Up until about 1939 any records from a president’s term in office were considered property of the president himself to be dispersed as he saw fit. Any documents from before that time are spread amongst various libraries, historical societies, and private collections if they haven’t been lost or destroyed. In 1955, after Franklin Roosevelt and Harry S. Truman started a presidential trend of donating documents to the federal government, the Presidential Libraries Act was enacted. The act encouraged presidents to donate their archives to the federal government, but they were still technically considered property of the president until the Presidential Records Act of 1978. That act established that records of the president were property of the United States Government. There are currently 13 libraries that make up the presidential library system–one for every president from Hoover forward.
The George W. Bush Presidential Library, on the grounds of SMU in Dallas, is the most recent library. It was interesting to visit the library of a president whose term is still recent memory. There is a very moving exhibit about 9/11 that includes a piece of steel from the towers. On the day we went there were several classes there for field trips. It was strange to watch the footage from 9/11 surrounded by children who were not alive when the attacks happened. You could tell that for them this was just a history lesson–something that happened in the distant past. This must be what it feels like to get old.

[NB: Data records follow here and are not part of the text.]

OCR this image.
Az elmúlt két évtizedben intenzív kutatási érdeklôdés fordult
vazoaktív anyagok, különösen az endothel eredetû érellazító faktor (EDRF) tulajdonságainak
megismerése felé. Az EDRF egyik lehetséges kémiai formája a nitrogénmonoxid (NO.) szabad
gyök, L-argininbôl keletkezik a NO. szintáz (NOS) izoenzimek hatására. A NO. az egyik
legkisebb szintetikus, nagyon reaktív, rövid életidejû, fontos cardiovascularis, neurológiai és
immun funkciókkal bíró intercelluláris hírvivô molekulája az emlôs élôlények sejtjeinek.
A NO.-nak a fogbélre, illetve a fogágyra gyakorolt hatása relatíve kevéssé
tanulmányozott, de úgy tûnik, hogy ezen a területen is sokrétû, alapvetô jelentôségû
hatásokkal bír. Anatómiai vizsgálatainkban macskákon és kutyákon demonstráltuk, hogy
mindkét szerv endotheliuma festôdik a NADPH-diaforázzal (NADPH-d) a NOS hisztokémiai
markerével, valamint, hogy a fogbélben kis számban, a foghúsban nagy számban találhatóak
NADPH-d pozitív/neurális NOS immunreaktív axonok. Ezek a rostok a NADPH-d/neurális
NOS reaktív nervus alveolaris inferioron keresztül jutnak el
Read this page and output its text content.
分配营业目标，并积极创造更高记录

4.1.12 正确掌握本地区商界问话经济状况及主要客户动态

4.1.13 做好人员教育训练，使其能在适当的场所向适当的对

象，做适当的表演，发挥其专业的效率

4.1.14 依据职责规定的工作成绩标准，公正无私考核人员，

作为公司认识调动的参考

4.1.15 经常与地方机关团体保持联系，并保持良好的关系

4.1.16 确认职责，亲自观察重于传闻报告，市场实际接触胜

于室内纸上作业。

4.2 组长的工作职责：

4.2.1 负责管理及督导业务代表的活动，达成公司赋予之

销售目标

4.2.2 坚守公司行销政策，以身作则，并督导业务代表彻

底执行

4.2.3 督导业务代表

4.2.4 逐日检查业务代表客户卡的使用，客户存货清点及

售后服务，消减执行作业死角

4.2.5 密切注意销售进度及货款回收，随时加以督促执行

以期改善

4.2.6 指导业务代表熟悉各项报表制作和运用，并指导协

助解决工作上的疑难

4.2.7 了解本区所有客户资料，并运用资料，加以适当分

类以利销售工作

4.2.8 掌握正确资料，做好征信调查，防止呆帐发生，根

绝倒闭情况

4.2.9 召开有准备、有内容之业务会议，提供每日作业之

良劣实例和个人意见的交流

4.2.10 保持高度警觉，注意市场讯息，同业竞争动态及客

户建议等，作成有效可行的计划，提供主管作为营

Other highlights include a replica of the oval office where you can get your picture taken sitting at the desk. You can purchase the picture in the gift shop. There is also the “Decision Points Theater” where you and your friends can recreate the decision-making process for four different crises that took place during Dubya’s term. Perhaps my favorite part was the 15-acre Native Texas Park. We took a free guided tour of the park, which includes native blackland prairie grasses, a wetland prairie, and a wildflower meadow. They also have an interesting system of bioswales that collect and purify runoff water from the parking lot and lawn and direct it to the park. It was neat to see a native park surrounded by skyscrapers in the middle of downtown Dallas, and while entrance to the museum costs $16 per person, the park is free and open to the public.